Minneapolis—What is obviously a bad situation became a lot worse. Target revealed today that there are even more than 40 million in-store shoppers who had their data stolen in the mid-December hacking incident of debit/credit cards. The figure is probably more like 70 million to 110 million shoppers!
Target had previously disclosed that about 40 million credit and debit card accounts of customers had been stolen. Hackers reportedly stole customer names, credit/debit card numbers, expiration dates and security codes for those who had shopped from pre-Black Friday to mid-December.
Comp Sales Decline
While investigating the fraud, Target found at least another 70 million had their data stolen too, including names, mailing addresses, phone numbers or email addresses.

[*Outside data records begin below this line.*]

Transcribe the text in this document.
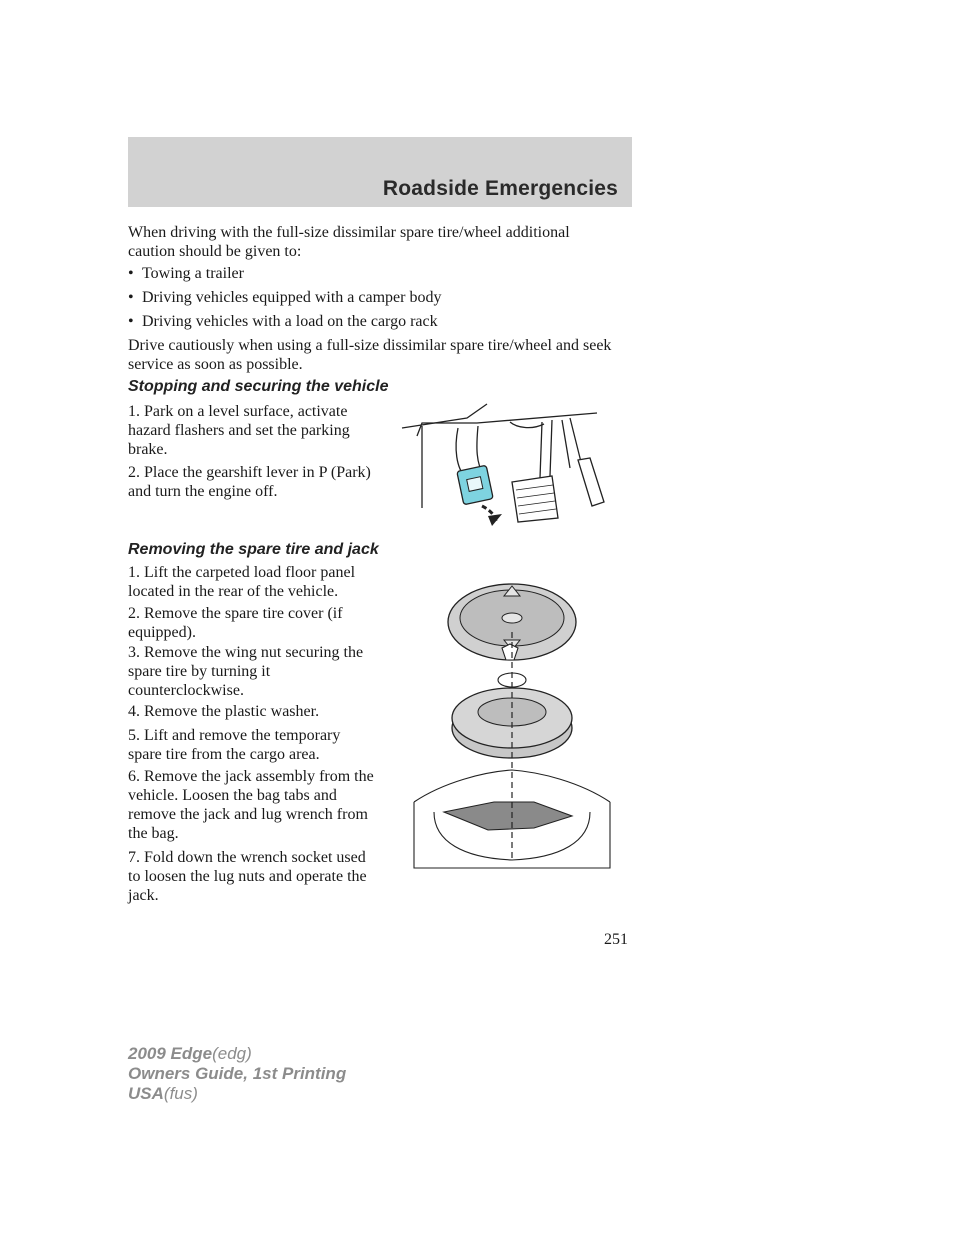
Roadside Emergencies

When driving with the full-size dissimilar spare tire/wheel additional caution should be given to:

• Towing a trailer

• Driving vehicles equipped with a camper body

• Driving vehicles with a load on the cargo rack

Drive cautiously when using a full-size dissimilar spare tire/wheel and seek service as soon as possible.

Stopping and securing the vehicle

1. Park on a level surface, activate hazard flashers and set the parking brake.

2. Place the gearshift lever in P (Park) and turn the engine off.

Removing the spare tire and jack

1. Lift the carpeted load floor panel located in the rear of the vehicle.

2. Remove the spare tire cover (if equipped).

3. Remove the wing nut securing the spare tire by turning it counterclockwise.

4. Remove the plastic washer.

5. Lift and remove the temporary spare tire from the cargo area.

6. Remove the jack assembly from the vehicle. Loosen the bag tabs and remove the jack and lug wrench from the bag.

7. Fold down the wrench socket used to loosen the lug nuts and operate the jack.

251
2009 Edge(edg)
Owners Guide, 1st Printing
USA(fus)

“I know that it is frustrating for our guests to learn that this information was taken, and we are truly sorry they are having to endure this,” Gregg Steinhafel, Target’s chief executive said in a statement. “I also want our guests to know that understanding and sharing the facts related to this incident is important to me and the entire Target team.”
There may be some overlap between the 40 million who had payment information breached last month and the 70 million whose information was stolen regardless of whether they shopped. Spokesperson Molly Snyder said the two batches of data were stolen as parts of the same overall theft.
Target also said that its December sales were “meaningfully weaker than expected,” and that it expects a comparable store sales decline of 2% to 6% for fourth quarter. Earlier last fall, the mass merchants had boasted that its fourth quarter sales started off “stronger.
“In light of the recent data breach, our top priority is taking care of our guests and helping them feel confident in shopping at Target,” John Mulligan, chief financial officer, said. “At the same time, we remain keenly focused on driving profitable top-line growth and investing our resources to deliver superior financial results over time.”
To help assure customers, Target said affected shoppers would encounter “zero liability” from any damage they suffer due to the breach in its data. Target also offered to provide free credit monitoring and identity theft protection for a year to affected customers.